After its opening was postponed a year — and then another few months — by the COVID-19 pandemic, Waite Park's new amphitheater will open at full capacity for its inaugural season in July.

The city, along with its contracted production companies, announced Monday two acts for this summer's concert calendar at the Ledge Amphitheater: the Beach Boys on Aug. 11 and the rock band 311 on Sept. 12.

Tickets go on sale at 10 a.m. Friday. A spokesperson for the production companies said Monday they don't have a date for when more shows will be announced but they hope to have at least three more national acts booked this year.

The $15 million amphitheater was built between two quarries in Waite Park, just west of St. Cloud. The open-air venue will host up to 6,000 guests for concerts, comedians, movies, vendor shows and community events.

Kansas City-based production companies Mammoth and New West Presentations will book national acts and handle ticketing, advertising and security at the city-owned amphitheater.

Also on this year's schedule is a late July production of Rodgers and Hammerstein's "Cinderella" presented by GREAT Theatre, a Waite Park-based company.

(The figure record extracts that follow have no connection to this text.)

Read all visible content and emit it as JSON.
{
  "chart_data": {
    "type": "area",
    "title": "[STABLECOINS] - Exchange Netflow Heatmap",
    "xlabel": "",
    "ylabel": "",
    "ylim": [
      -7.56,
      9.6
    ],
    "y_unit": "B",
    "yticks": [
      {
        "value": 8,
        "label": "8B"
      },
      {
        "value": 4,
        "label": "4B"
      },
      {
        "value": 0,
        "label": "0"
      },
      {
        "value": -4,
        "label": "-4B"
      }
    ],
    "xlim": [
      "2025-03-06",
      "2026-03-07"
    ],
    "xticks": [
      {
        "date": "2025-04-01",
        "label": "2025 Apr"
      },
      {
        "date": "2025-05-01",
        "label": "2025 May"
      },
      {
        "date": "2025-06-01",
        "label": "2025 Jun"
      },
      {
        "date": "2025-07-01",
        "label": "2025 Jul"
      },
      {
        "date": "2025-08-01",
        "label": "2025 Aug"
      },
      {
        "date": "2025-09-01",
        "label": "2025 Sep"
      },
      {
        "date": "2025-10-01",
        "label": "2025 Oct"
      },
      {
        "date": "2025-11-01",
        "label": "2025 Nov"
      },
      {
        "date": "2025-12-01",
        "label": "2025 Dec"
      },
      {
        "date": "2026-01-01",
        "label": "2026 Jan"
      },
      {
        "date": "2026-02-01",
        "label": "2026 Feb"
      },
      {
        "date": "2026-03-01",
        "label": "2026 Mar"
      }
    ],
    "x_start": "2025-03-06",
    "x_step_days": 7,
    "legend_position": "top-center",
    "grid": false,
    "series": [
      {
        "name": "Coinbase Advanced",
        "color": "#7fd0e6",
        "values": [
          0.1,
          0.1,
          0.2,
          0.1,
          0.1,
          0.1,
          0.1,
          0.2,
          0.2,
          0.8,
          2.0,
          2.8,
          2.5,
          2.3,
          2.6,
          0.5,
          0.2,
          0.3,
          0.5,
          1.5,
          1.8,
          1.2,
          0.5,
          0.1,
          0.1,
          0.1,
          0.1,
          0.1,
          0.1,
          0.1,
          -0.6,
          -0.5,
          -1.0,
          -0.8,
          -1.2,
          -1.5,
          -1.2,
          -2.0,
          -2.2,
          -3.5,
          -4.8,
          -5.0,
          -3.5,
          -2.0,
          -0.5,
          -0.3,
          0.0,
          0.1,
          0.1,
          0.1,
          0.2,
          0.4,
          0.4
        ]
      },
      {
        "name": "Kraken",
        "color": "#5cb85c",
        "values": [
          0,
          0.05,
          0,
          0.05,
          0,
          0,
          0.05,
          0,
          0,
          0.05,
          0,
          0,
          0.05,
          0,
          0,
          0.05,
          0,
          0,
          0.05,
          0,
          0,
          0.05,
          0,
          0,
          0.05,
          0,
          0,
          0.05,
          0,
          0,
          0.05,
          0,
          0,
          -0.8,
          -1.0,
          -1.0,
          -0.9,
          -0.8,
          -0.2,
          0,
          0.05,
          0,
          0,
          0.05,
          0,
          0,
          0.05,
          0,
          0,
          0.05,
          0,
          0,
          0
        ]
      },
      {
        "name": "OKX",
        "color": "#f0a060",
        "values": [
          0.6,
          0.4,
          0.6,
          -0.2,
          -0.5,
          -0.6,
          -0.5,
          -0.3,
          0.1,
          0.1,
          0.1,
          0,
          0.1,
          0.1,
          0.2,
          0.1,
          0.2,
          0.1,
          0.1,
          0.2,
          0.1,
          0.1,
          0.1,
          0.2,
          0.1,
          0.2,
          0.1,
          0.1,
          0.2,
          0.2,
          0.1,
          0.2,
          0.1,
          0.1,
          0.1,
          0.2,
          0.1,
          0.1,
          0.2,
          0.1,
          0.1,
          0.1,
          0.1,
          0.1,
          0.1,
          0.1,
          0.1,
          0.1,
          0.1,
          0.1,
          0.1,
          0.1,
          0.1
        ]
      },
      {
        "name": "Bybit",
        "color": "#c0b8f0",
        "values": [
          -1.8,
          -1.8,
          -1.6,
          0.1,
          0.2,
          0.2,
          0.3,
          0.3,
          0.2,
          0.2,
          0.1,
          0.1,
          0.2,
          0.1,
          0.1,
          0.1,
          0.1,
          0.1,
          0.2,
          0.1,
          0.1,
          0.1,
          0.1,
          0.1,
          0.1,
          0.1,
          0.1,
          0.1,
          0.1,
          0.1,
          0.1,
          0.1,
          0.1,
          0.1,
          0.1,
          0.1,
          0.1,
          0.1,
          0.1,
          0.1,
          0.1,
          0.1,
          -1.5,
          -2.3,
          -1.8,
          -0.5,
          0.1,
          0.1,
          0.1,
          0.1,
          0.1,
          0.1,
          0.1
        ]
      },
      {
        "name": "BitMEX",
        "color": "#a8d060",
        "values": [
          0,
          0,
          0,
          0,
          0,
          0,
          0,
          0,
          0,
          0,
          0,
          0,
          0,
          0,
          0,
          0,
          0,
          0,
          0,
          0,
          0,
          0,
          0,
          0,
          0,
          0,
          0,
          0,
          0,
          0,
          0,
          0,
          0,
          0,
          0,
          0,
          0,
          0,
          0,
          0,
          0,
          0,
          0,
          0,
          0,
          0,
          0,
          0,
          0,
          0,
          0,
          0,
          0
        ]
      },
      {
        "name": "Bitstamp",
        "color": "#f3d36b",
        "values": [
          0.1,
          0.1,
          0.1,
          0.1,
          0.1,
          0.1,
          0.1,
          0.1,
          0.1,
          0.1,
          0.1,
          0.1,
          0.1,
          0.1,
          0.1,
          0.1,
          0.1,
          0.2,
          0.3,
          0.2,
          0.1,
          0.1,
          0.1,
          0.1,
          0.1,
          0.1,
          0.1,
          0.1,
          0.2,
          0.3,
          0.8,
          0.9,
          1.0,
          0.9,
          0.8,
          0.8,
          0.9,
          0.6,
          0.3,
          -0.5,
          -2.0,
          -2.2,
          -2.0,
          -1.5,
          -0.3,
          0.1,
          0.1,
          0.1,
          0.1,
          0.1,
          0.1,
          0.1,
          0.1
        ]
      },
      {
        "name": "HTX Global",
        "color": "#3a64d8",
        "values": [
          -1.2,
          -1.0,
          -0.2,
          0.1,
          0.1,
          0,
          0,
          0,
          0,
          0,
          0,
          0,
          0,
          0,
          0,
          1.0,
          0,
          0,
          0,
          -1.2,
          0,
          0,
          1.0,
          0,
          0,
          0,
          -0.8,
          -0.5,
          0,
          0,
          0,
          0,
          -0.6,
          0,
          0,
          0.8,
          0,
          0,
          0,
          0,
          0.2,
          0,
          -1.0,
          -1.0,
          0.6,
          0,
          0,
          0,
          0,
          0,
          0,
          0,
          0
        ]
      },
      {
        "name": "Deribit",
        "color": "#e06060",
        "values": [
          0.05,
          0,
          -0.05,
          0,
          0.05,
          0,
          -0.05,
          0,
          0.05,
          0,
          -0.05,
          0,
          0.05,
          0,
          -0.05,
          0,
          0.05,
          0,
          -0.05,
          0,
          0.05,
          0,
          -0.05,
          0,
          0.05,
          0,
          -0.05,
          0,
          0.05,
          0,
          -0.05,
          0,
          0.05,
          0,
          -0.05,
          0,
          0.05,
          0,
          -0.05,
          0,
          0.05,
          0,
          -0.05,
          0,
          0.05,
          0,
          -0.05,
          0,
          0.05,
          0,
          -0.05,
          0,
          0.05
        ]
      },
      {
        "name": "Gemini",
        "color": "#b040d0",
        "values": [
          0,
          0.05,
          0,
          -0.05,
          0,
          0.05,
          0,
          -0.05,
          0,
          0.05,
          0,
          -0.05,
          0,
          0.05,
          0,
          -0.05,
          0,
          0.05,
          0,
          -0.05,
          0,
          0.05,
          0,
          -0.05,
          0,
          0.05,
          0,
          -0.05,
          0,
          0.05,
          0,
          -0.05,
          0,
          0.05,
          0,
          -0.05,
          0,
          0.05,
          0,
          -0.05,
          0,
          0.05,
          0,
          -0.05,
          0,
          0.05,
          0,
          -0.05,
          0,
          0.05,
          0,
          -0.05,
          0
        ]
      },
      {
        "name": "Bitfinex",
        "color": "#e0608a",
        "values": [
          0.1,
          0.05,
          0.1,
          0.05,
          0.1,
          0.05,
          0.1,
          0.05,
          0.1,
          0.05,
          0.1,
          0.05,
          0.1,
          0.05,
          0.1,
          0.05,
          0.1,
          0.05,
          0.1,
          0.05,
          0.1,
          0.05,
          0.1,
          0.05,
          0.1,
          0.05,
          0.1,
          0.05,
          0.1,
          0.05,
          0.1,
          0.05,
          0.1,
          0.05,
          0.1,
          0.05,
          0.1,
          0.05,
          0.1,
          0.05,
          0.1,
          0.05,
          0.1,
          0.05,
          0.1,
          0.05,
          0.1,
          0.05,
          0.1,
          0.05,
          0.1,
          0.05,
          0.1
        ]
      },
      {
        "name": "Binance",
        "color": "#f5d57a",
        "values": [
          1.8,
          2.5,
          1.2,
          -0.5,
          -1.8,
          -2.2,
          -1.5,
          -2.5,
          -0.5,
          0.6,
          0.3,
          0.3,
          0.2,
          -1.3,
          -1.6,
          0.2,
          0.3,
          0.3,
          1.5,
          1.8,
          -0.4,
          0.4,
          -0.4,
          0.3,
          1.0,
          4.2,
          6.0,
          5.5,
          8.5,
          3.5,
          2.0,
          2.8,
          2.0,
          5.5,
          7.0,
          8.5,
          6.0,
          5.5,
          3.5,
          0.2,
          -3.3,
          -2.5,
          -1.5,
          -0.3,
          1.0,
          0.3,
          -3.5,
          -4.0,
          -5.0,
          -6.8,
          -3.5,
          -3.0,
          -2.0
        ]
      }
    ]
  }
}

Once the management company finalizes the dates for other national acts, the city can plan other community events or book private events, according to City Administrator Shaunna Johnson. Under consideration for this year are concerts featuring local artists or an Oktoberfest-style event.

As of March, city officials hoped for a June 5 opening but with the uncertainty surrounding COVID-19 restrictions, the schedule was tentative. At the time, the state's limits for outdoor venues were 25% capacity with a maximum of 250 people.

In mid-May, all capacity limits and distancing requirements for outdoor events were eliminated. Masks are no longer required for people who are fully vaccinated. Unvaccinated people should still wear a face covering, according to Minnesota regulations.

Johnson said Monday the venue will put in place hand-sanitizing stations and other cleaning measures to help keep people safe.

"I want to make sure that we don't create an environment where we're becoming what they refer to as a superspreader [event]," she said at a City Council meeting Monday night.

Despite a late start this year, the production companies are already booking acts for next year, Johnson said.

"This year, you've got a late announcement of acts and you have a lot of those that have chosen to go to other states that have been more open than ours. So you got more competition and a shorter period of time to be able to get them," she said. "I think it's probably a good thing for us to start with maybe about a half of a season — whatever that looks like — to test that out. We're going to learn a lot this year and we'll know what we can do even better next year."

The city is planning to host an open house for the amphitheater in the coming months.